The reason it isn't is that doing so would make an operating system extremely slow. It takes some 1000-1500 cycles to switch between user mode and kernel mode. So you can't do a syscall for each sample in a realtime-generated waveform, for example. There are many other ways that an operating system could be simplified if not for this cost. TCP, for example, is generally implemented in the kernel despite the fact that it is technically possible to implement it in userspace on top of a raw IP packet API. The reason is that network performance (especially server performance) would be greatly impacted by all the extra ring switching that would be necessary whenever a packet is sent or received.

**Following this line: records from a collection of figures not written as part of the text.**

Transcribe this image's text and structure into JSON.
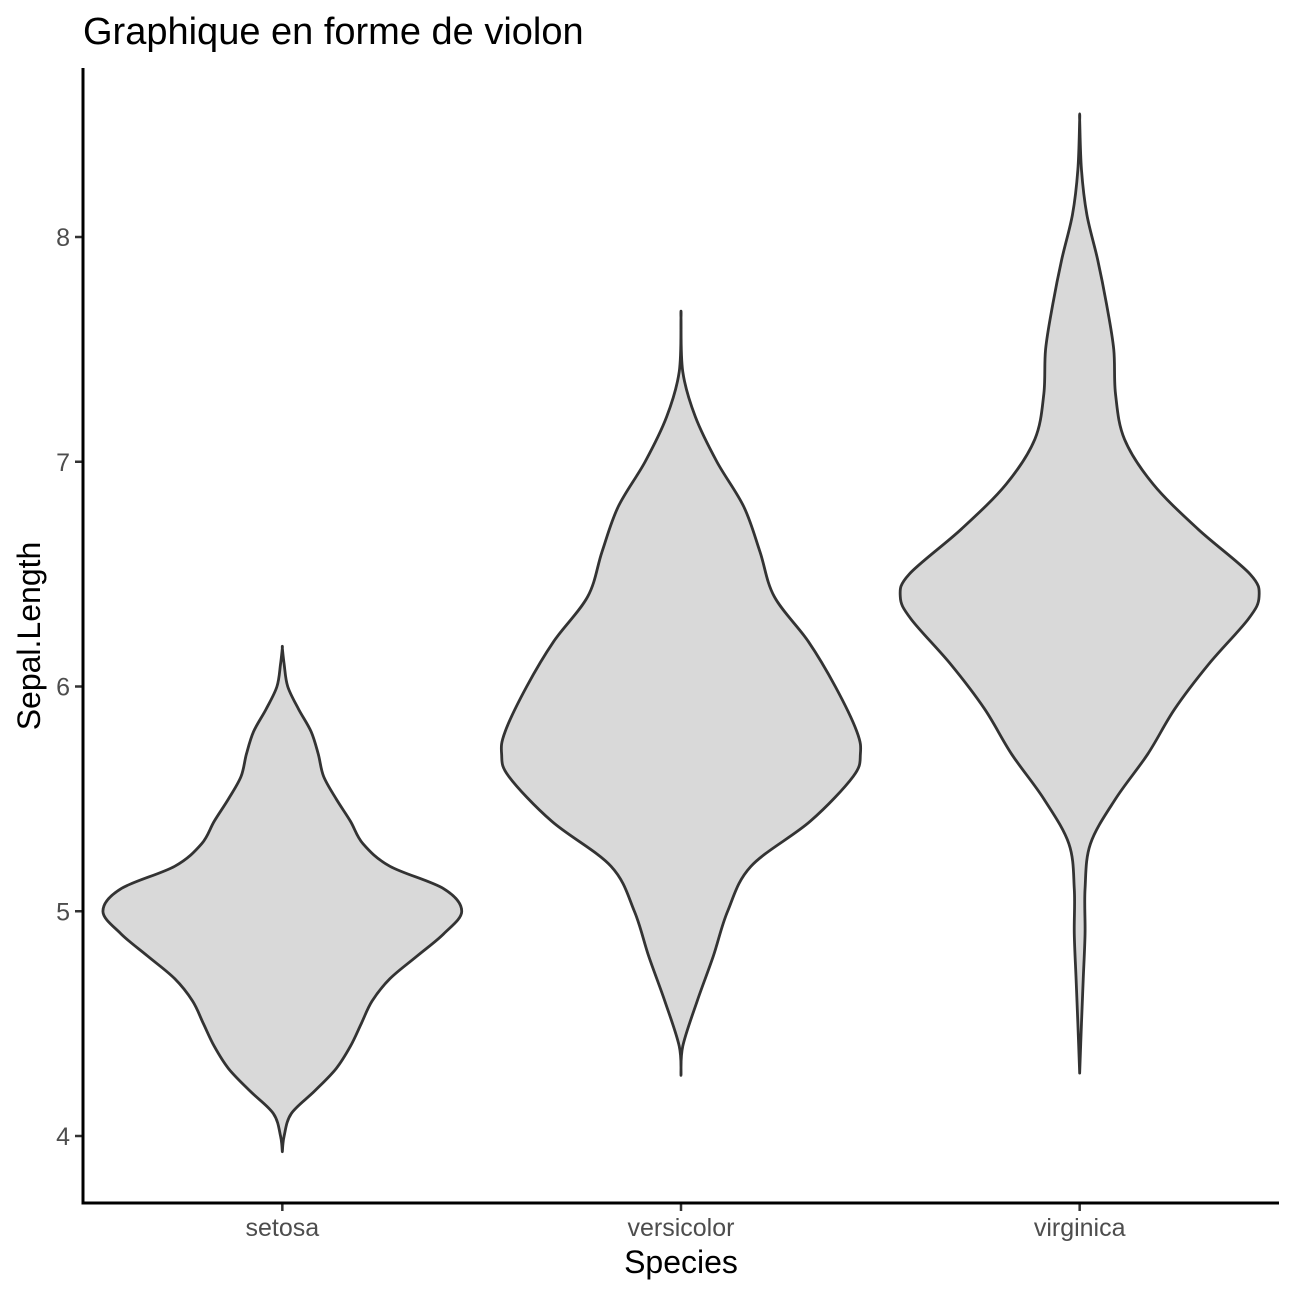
{
  "chart_data": {
    "type": "violin",
    "title": "Graphique en forme de violon",
    "xlabel": "Species",
    "ylabel": "Sepal.Length",
    "categories": [
      "setosa",
      "versicolor",
      "virginica"
    ],
    "y_ticks": [
      4,
      5,
      6,
      7,
      8
    ],
    "ylim": [
      3.7,
      8.65
    ],
    "grid": false,
    "legend": "none",
    "fill_color": "#d9d9d9",
    "outline_color": "#333333",
    "series": [
      {
        "category": "setosa",
        "min": 3.93,
        "max": 6.17,
        "density_profile": [
          {
            "y": 3.93,
            "w": 0.0
          },
          {
            "y": 4.0,
            "w": 0.01
          },
          {
            "y": 4.1,
            "w": 0.05
          },
          {
            "y": 4.2,
            "w": 0.18
          },
          {
            "y": 4.3,
            "w": 0.3
          },
          {
            "y": 4.4,
            "w": 0.38
          },
          {
            "y": 4.5,
            "w": 0.44
          },
          {
            "y": 4.6,
            "w": 0.5
          },
          {
            "y": 4.7,
            "w": 0.6
          },
          {
            "y": 4.8,
            "w": 0.75
          },
          {
            "y": 4.9,
            "w": 0.9
          },
          {
            "y": 5.0,
            "w": 1.0
          },
          {
            "y": 5.1,
            "w": 0.9
          },
          {
            "y": 5.2,
            "w": 0.6
          },
          {
            "y": 5.3,
            "w": 0.45
          },
          {
            "y": 5.4,
            "w": 0.38
          },
          {
            "y": 5.5,
            "w": 0.3
          },
          {
            "y": 5.6,
            "w": 0.23
          },
          {
            "y": 5.7,
            "w": 0.2
          },
          {
            "y": 5.8,
            "w": 0.16
          },
          {
            "y": 5.9,
            "w": 0.09
          },
          {
            "y": 6.0,
            "w": 0.03
          },
          {
            "y": 6.1,
            "w": 0.01
          },
          {
            "y": 6.17,
            "w": 0.0
          }
        ]
      },
      {
        "category": "versicolor",
        "min": 4.27,
        "max": 7.64,
        "density_profile": [
          {
            "y": 4.27,
            "w": 0.0
          },
          {
            "y": 4.4,
            "w": 0.01
          },
          {
            "y": 4.6,
            "w": 0.09
          },
          {
            "y": 4.8,
            "w": 0.18
          },
          {
            "y": 5.0,
            "w": 0.26
          },
          {
            "y": 5.2,
            "w": 0.39
          },
          {
            "y": 5.4,
            "w": 0.72
          },
          {
            "y": 5.6,
            "w": 0.96
          },
          {
            "y": 5.7,
            "w": 1.0
          },
          {
            "y": 5.8,
            "w": 0.98
          },
          {
            "y": 6.0,
            "w": 0.86
          },
          {
            "y": 6.2,
            "w": 0.71
          },
          {
            "y": 6.4,
            "w": 0.52
          },
          {
            "y": 6.6,
            "w": 0.44
          },
          {
            "y": 6.8,
            "w": 0.35
          },
          {
            "y": 7.0,
            "w": 0.2
          },
          {
            "y": 7.2,
            "w": 0.08
          },
          {
            "y": 7.4,
            "w": 0.01
          },
          {
            "y": 7.64,
            "w": 0.0
          }
        ]
      },
      {
        "category": "virginica",
        "min": 4.28,
        "max": 8.52,
        "density_profile": [
          {
            "y": 4.28,
            "w": 0.0
          },
          {
            "y": 4.5,
            "w": 0.01
          },
          {
            "y": 4.7,
            "w": 0.02
          },
          {
            "y": 4.9,
            "w": 0.03
          },
          {
            "y": 5.1,
            "w": 0.03
          },
          {
            "y": 5.3,
            "w": 0.06
          },
          {
            "y": 5.5,
            "w": 0.2
          },
          {
            "y": 5.7,
            "w": 0.38
          },
          {
            "y": 5.9,
            "w": 0.53
          },
          {
            "y": 6.1,
            "w": 0.72
          },
          {
            "y": 6.3,
            "w": 0.94
          },
          {
            "y": 6.4,
            "w": 1.0
          },
          {
            "y": 6.5,
            "w": 0.95
          },
          {
            "y": 6.7,
            "w": 0.66
          },
          {
            "y": 6.9,
            "w": 0.41
          },
          {
            "y": 7.1,
            "w": 0.25
          },
          {
            "y": 7.3,
            "w": 0.2
          },
          {
            "y": 7.5,
            "w": 0.19
          },
          {
            "y": 7.7,
            "w": 0.15
          },
          {
            "y": 7.9,
            "w": 0.1
          },
          {
            "y": 8.1,
            "w": 0.04
          },
          {
            "y": 8.3,
            "w": 0.01
          },
          {
            "y": 8.52,
            "w": 0.0
          }
        ]
      }
    ]
  }
}
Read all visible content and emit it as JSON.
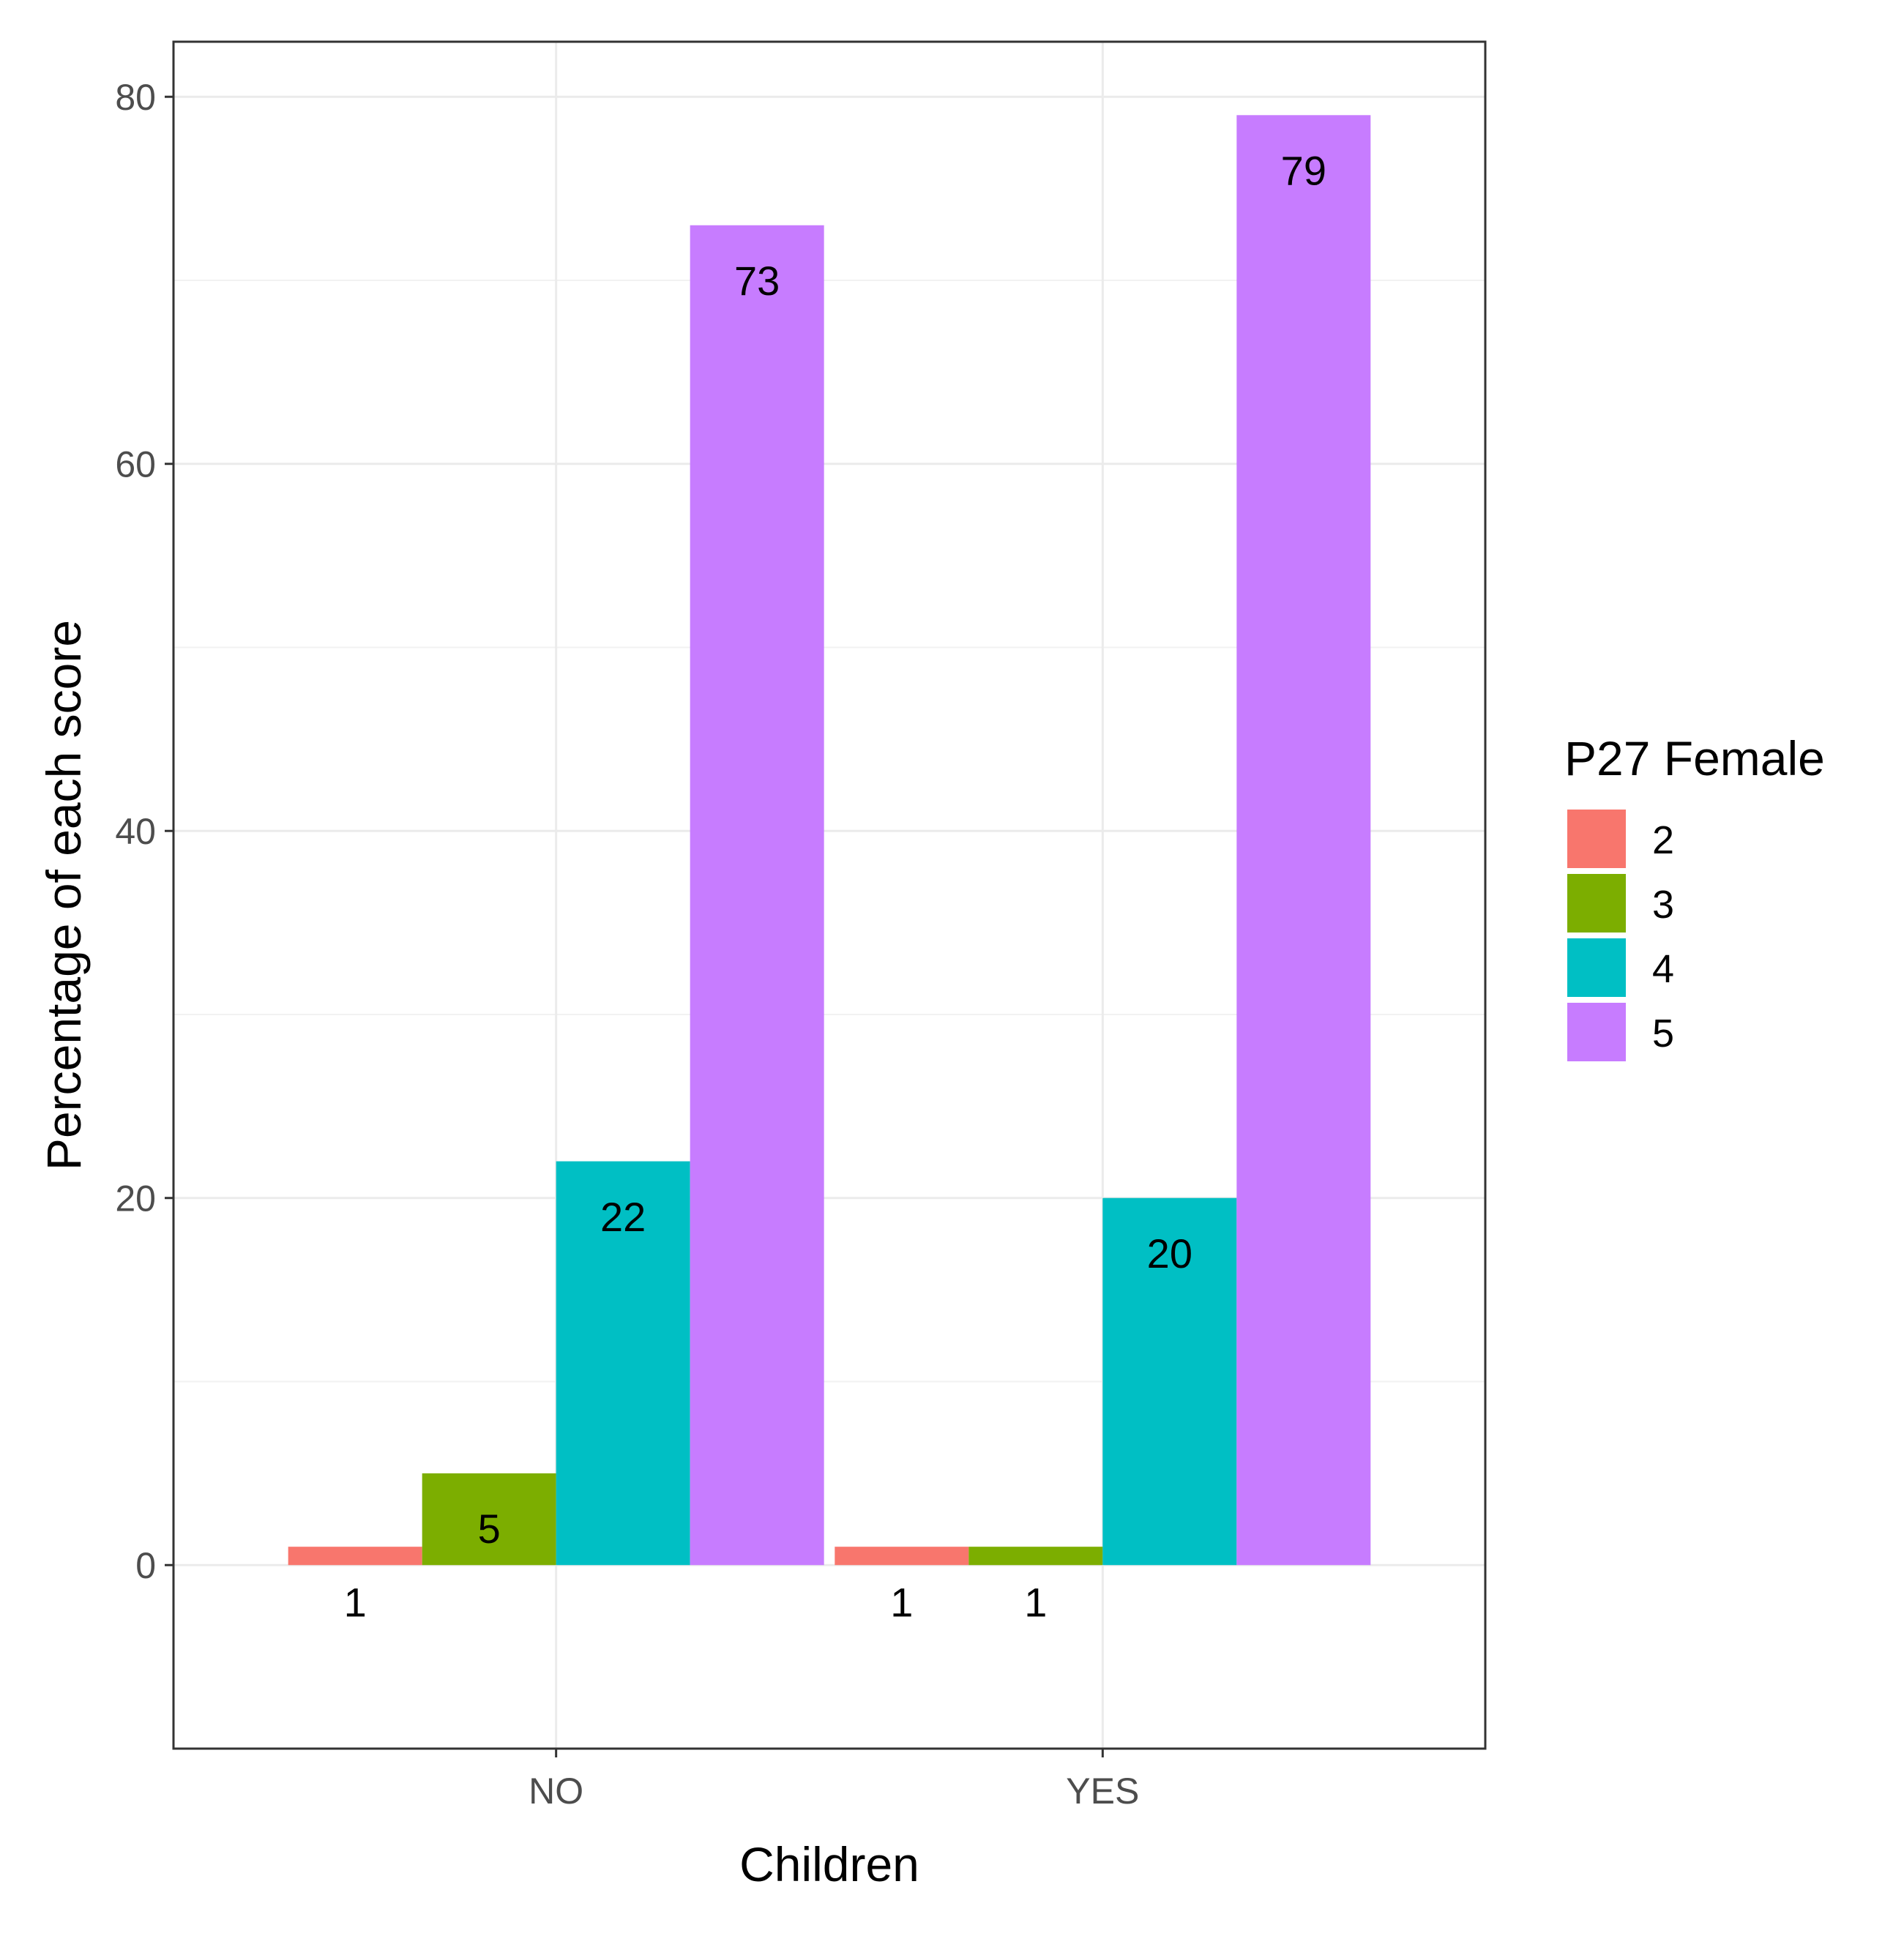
{
  "chart_data": {
    "type": "bar",
    "title": "",
    "xlabel": "Children",
    "ylabel": "Percentage of each score",
    "categories": [
      "NO",
      "YES"
    ],
    "ylim": [
      -10,
      83
    ],
    "yticks": [
      0,
      20,
      40,
      60,
      80
    ],
    "grid": true,
    "legend": {
      "title": "P27 Female",
      "position": "right"
    },
    "series": [
      {
        "name": "2",
        "color": "#F8766D",
        "values": [
          1,
          1
        ],
        "labels": [
          "1",
          "1"
        ]
      },
      {
        "name": "3",
        "color": "#7CAE00",
        "values": [
          5,
          1
        ],
        "labels": [
          "5",
          "1"
        ]
      },
      {
        "name": "4",
        "color": "#00BFC4",
        "values": [
          22,
          20
        ],
        "labels": [
          "22",
          "20"
        ]
      },
      {
        "name": "5",
        "color": "#C77CFF",
        "values": [
          73,
          79
        ],
        "labels": [
          "73",
          "79"
        ]
      }
    ]
  }
}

A much simpler system API would be possible if user programs could run code in kernel mode - that way they could avoid the ring switch and all the other associated overhead. This was the way things used to be done, back in the days of DOS. Of course, back then every application you used needed to support every piece of hardware you wanted to use it with, an application crash would take down the entire system and there was no such thing as multi-user. We certainly don't want to go back to those bad old days.
Microsoft's Singularity OS (as I've mentioned before) solves this problem by requiring that all code is statically verifiable, and then runs it all in ring 0. Given how much code performance enthusiasts like I like to write highly optimized but completely unverifiable code, I think it will be a while before memory protection becomes a thing of the past.
But maybe there's a middle path involving both approaches - unverified code using the MMU and verified code running in the kernel. A user application could make a system call to upload a piece of code to the kernel (perhaps a sound synthesis engine or a custom TCP implementation) and the kernel could statically verify and compile that code.
With a suitably smart compiler, parts of the kernel could also be left in an intermediate form so that when the user code is compiled, the kernel implementations could be inlined and security checks moved outside of loops for even more speed.
Another thing that such a system would make practical is allowing applications to subvert the system calls of less trusted applications.